To thine own self be true

Summer break from school and what do I do? I take the kids to the library to register them for the summer reading program. While there, I check out my own summer reading fare: books on gardening tips, folklore and nearly-lost artisan skills, dried flower arranging, and on the more practical side, a book meant to inspire me to rise to the occasion of organizing our home, disorganization being an ever-encroaching foe in our world. Why even as I sit here, I see things at this home-office station that don't really need to be here: a half-burned pumpkin-scented candle, my son's spray can of Axe deodorant, an empty can of Hawaiian Punch, fruit juicy red flavor, a little grey pencil that looks to have been inadvertently taken from bin at a put-put golf place...no wonder I need a book for inspiration!

But I know myself well enough to recognize those lengths of orderliness where I will most assuredly fall short. For instance, I know what I won't do:


  • buy a rainbow of plastic hangers so I can color-code what's hanging in my closet.
  • tag all my tablecloths (All? That would be 3 of them) with labels to identify them by size and color.
  • display my rolled washcloths (again maybe 3 of them unless you count the shop towels we sometimes use in place of them) on a decorative platter (despite the fact that all of them would fit on the one tray, and the thought of that is a bit inspiring.)
  • rearrange my closet so that light colors hang in the back corners, thereby giving the area a more spacious appearance.
  • buy a notebook in which to keep an inventory of all of my dishes, with sub-notes regarding their condition: what is chipped, cracked, etc; nor will I set said "dishes" out to determine whether to keep them or toss them based on whether the sight of them gracing my table causes me to smile (I'm thinking here of say my green Tupperware bowl that often doubles as a serving dish given that as often as not I don't feel like washing both a storage and a serving bowl, for heaven's sake!)

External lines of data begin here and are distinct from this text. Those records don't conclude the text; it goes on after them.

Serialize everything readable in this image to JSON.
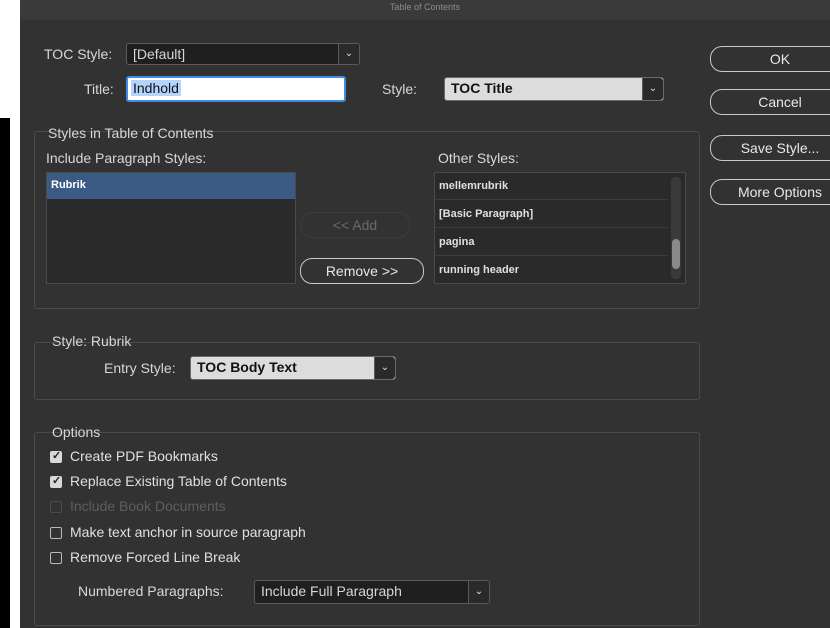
{
  "window": {
    "title": "Table of Contents"
  },
  "toc_style": {
    "label": "TOC Style:",
    "value": "[Default]"
  },
  "title": {
    "label": "Title:",
    "value": "Indhold"
  },
  "title_style": {
    "label": "Style:",
    "value": "TOC Title"
  },
  "buttons": {
    "ok": "OK",
    "cancel": "Cancel",
    "save_style": "Save Style...",
    "more_options": "More Options",
    "add": "<< Add",
    "remove": "Remove >>"
  },
  "styles_section": {
    "heading": "Styles in Table of Contents",
    "include_label": "Include Paragraph Styles:",
    "include_items": [
      "Rubrik"
    ],
    "other_label": "Other Styles:",
    "other_items": [
      "mellemrubrik",
      "[Basic Paragraph]",
      "pagina",
      "running header"
    ]
  },
  "style_section": {
    "heading": "Style: Rubrik",
    "entry_label": "Entry Style:",
    "entry_value": "TOC Body Text"
  },
  "options": {
    "heading": "Options",
    "items": [
      {
        "label": "Create PDF Bookmarks",
        "checked": true,
        "enabled": true
      },
      {
        "label": "Replace Existing Table of Contents",
        "checked": true,
        "enabled": true
      },
      {
        "label": "Include Book Documents",
        "checked": false,
        "enabled": false
      },
      {
        "label": "Make text anchor in source paragraph",
        "checked": false,
        "enabled": true
      },
      {
        "label": "Remove Forced Line Break",
        "checked": false,
        "enabled": true
      }
    ],
    "numbered_label": "Numbered Paragraphs:",
    "numbered_value": "Include Full Paragraph"
  }
}
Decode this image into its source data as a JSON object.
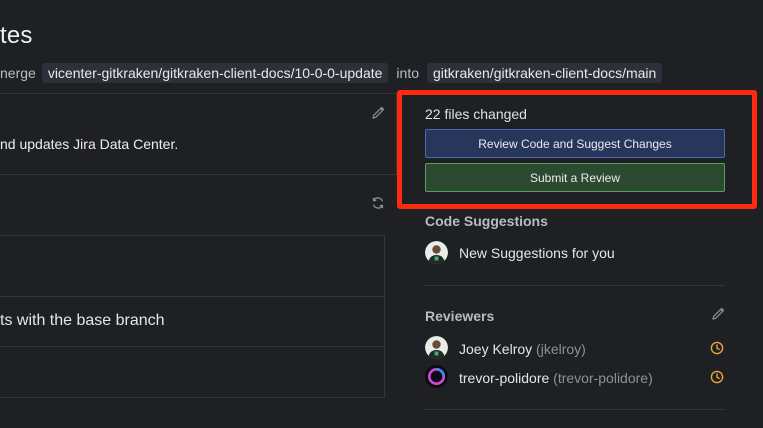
{
  "header": {
    "title": "tes",
    "merge_prefix": "nerge",
    "source_branch": "vicenter-gitkraken/gitkraken-client-docs/10-0-0-update",
    "into_label": "into",
    "target_branch": "gitkraken/gitkraken-client-docs/main"
  },
  "description": {
    "text": "nd updates Jira Data Center."
  },
  "checks": {
    "conflict_text": "ts with the base branch"
  },
  "sidebar": {
    "files_changed": "22 files changed",
    "review_code_label": "Review Code and Suggest Changes",
    "submit_review_label": "Submit a Review",
    "code_suggestions": {
      "title": "Code Suggestions",
      "item": "New Suggestions for you"
    },
    "reviewers": {
      "title": "Reviewers",
      "items": [
        {
          "name": "Joey Kelroy",
          "handle": "(jkelroy)"
        },
        {
          "name": "trevor-polidore",
          "handle": "(trevor-polidore)"
        }
      ]
    }
  },
  "colors": {
    "highlight": "#ff2a12",
    "pending": "#e8a23a",
    "primary_button": "#27365a",
    "success_button": "#2c4a2f"
  }
}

I think these recommendations presume a lifestyle not in keeping with my own. The book is not, however, a total waste of reading time, because what I find in its pages that I might do is:

  • use the instructions given for washing vintage fabrics such as the baby quilt my great-grandma left me.
  • find the inspiration to have necklace and pin clasps fixed and to reorganize my jewelry box.
  • outfit the closet with storage bins to replace the high shelving where I keep my stacks of sweaters. For years, those sweaters have been wont to slide in a heap onto my head whenever I reach for any one of them, yet I've never thought to do anything but scoop them all up and throw them back up there.

And, what I certainly hope to do:

  • take everything from junk drawers and shelves, dump it all in a box, put it in the center of the living room and announce: take what you want by midnight tomorrow. After that, I'm getting rid of what's left!